Все трое хитро переглянулись.
– Да перестаньте. Нет у меня других друзей, которые могли бы такое себе позволить.
– Мы не могли ее остановить, – ответила Люси.
– Это правда, Кэнни, – добавила моя мать. – Ответа «нет» она не признавала. Она знает всех подрядчиков, наняла декоратора, чтобы найти все эти вещи. Люди работали круглосуточно...
– Мои соседи скажут мне спасибо, – усмехнулась я.
– Тебе нравится? – спросила Люси.
– Это... – Я подняла руки и уронила их на колени. Сердце билось часто-часто, загоняя боль в каждую клеточку моего тела. Я искала нужное слово. – Это фантастика, – наконец закончила я фразу.
– Так что будем делать? – спросила Люси. – Можем пообедать в ресторане «У Дмитрия»...
– В «Ритце» документальный фильм про лесбиянок, – проскрипела Таня.

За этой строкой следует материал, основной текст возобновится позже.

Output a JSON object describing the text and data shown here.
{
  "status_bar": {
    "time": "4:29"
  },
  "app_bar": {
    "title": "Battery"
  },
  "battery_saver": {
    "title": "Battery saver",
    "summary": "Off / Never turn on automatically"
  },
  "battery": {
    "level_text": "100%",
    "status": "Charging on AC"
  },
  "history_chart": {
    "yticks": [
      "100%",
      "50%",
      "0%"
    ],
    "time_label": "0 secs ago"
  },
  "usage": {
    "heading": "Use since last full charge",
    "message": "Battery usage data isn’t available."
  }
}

– Может, заглянем в магазин? – предложила мать. – Давай купим продукты, раз мы здесь и можем все принести.
Я встала.
– Думаю, я хотела бы пройтись.
Моя мать, Таня и Люси уставились на меня.
– Пройтись? – повторила мать.
– Кэнни, – указала сестра, – у тебя же нога в гипсе.

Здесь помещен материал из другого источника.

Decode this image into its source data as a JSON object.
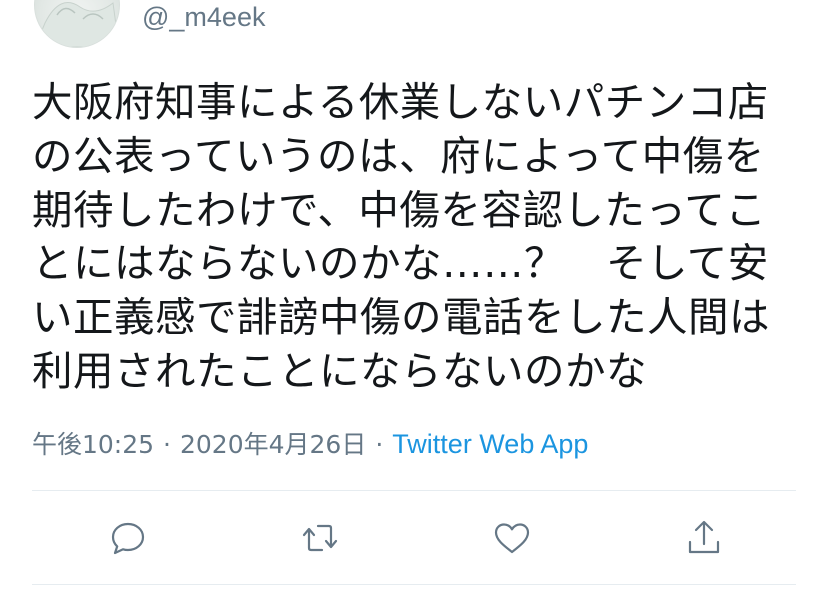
{
  "user": {
    "handle": "@_m4eek"
  },
  "tweet": {
    "text": "大阪府知事による休業しないパチンコ店の公表っていうのは、府によって中傷を期待したわけで、中傷を容認したってことにはならないのかな……？　そして安い正義感で誹謗中傷の電話をした人間は利用されたことにならないのかな",
    "lines": [
      "大阪府知事による休業しないパチンコ店",
      "の公表っていうのは、府によって中傷を",
      "期待したわけで、中傷を容認したってこ",
      "とにはならないのかな……？　そして安",
      "い正義感で誹謗中傷の電話をした人間は",
      "利用されたことにならないのかな"
    ]
  },
  "meta": {
    "time": "午後10:25",
    "separator": "·",
    "date": "2020年4月26日",
    "source": "Twitter Web App"
  },
  "actions": {
    "reply_icon": "reply-icon",
    "retweet_icon": "retweet-icon",
    "like_icon": "like-icon",
    "share_icon": "share-icon"
  },
  "colors": {
    "text": "#14171a",
    "secondary": "#657786",
    "link": "#1b95e0",
    "divider": "#e6ecf0"
  }
}
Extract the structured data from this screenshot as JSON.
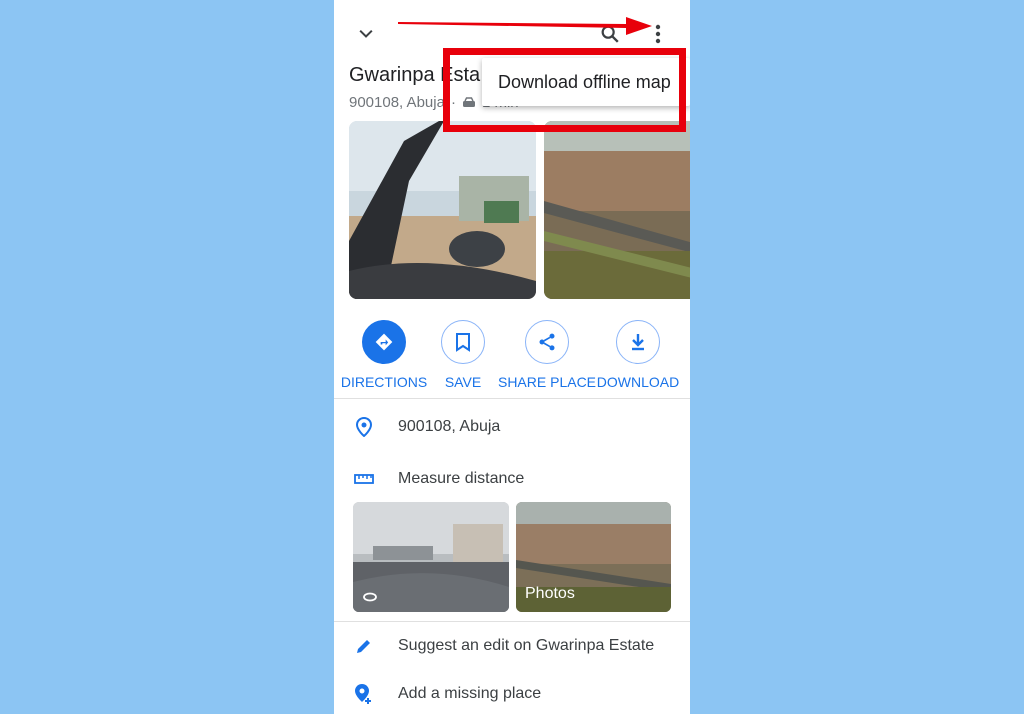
{
  "header": {
    "collapse_icon": "chevron-down-icon",
    "search_icon": "search-icon",
    "more_icon": "more-vert-icon"
  },
  "menu": {
    "download_offline_map": "Download offline map"
  },
  "place": {
    "title": "Gwarinpa Esta",
    "subtitle_address": "900108, Abuja",
    "subtitle_separator": "·",
    "subtitle_travel": "1 min"
  },
  "actions": [
    {
      "label": "DIRECTIONS",
      "icon": "directions-icon"
    },
    {
      "label": "SAVE",
      "icon": "bookmark-icon"
    },
    {
      "label": "SHARE PLACE",
      "icon": "share-icon"
    },
    {
      "label": "DOWNLOAD",
      "icon": "download-icon"
    }
  ],
  "details": {
    "address": "900108, Abuja",
    "measure": "Measure distance",
    "suggest_edit": "Suggest an edit on Gwarinpa Estate",
    "add_place": "Add a missing place"
  },
  "thumbnails": {
    "photos_label": "Photos"
  },
  "colors": {
    "accent": "#1a73e8",
    "highlight": "#e8000b",
    "background": "#8cc5f3"
  }
}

– Этот «сапожок» для ходьбы, не так ли? – фыркнула я. – Вот я и хочу пройтись.
Я стояла на ногах. Хотела наслаждаться всем этим. Хотела чувствовать себя счастливой. Меня окружали люди, которых я любила. Теперь я жила в прекрасной квартире. Но на эту квартиру я смотрела как будто сквозь грязное стекло, а простыни из лучшего хлопка и роскошные ковры ощупывала словно в толстых резиновых перчатках. Причину я знала: Джой, вернее, ее отсутствие. «Это не мой дом, пока здесь нет Джой, – подумала я, и внезапно меня охватила ярость, пальцы сжались в кулаки, хотелось рвать и метать. – Брюс, – думала я, – Брюс и его гребаная Толкалыцица. Это мог бы быть мой триумф, черт побери, но как я могу радоваться, когда Джой все еще в больнице, и попала она туда стараниями Брюса и его новой подруги!»
– Хорошо, – нарушила долгую паузу моя мать. – Тогда мы прогуляемся.
– Нет, – ответила я. – Я хочу побыть одна.
На их лицах отразилось недоумение, даже тревога, но они направились к двери.
– Позвони мне. – Мать обернулась. – Дай знать, когда можно будет привезти Нифкина.
– Позвоню, – солгала я. Я хотела, чтобы они побыстрее ушли. Ушли из моей квартиры, из моей жизни. Я чувствовала, что вся горю, должна что-то сделать, а не то взорвусь. Из окна я наблюдала, как они сели в автомобиль и уехали. Потом надела эластичный бюстгальтер для бега трусцой, футболку, шорты, одну кроссовку и вышла на горячий от солнца тротуар в твердой решимости не думать о моем отце, о Брюсе, о моей дочери, не думать ни о чем. Просто ходить. Ходить для того, чтобы потом наконец-то уснуть.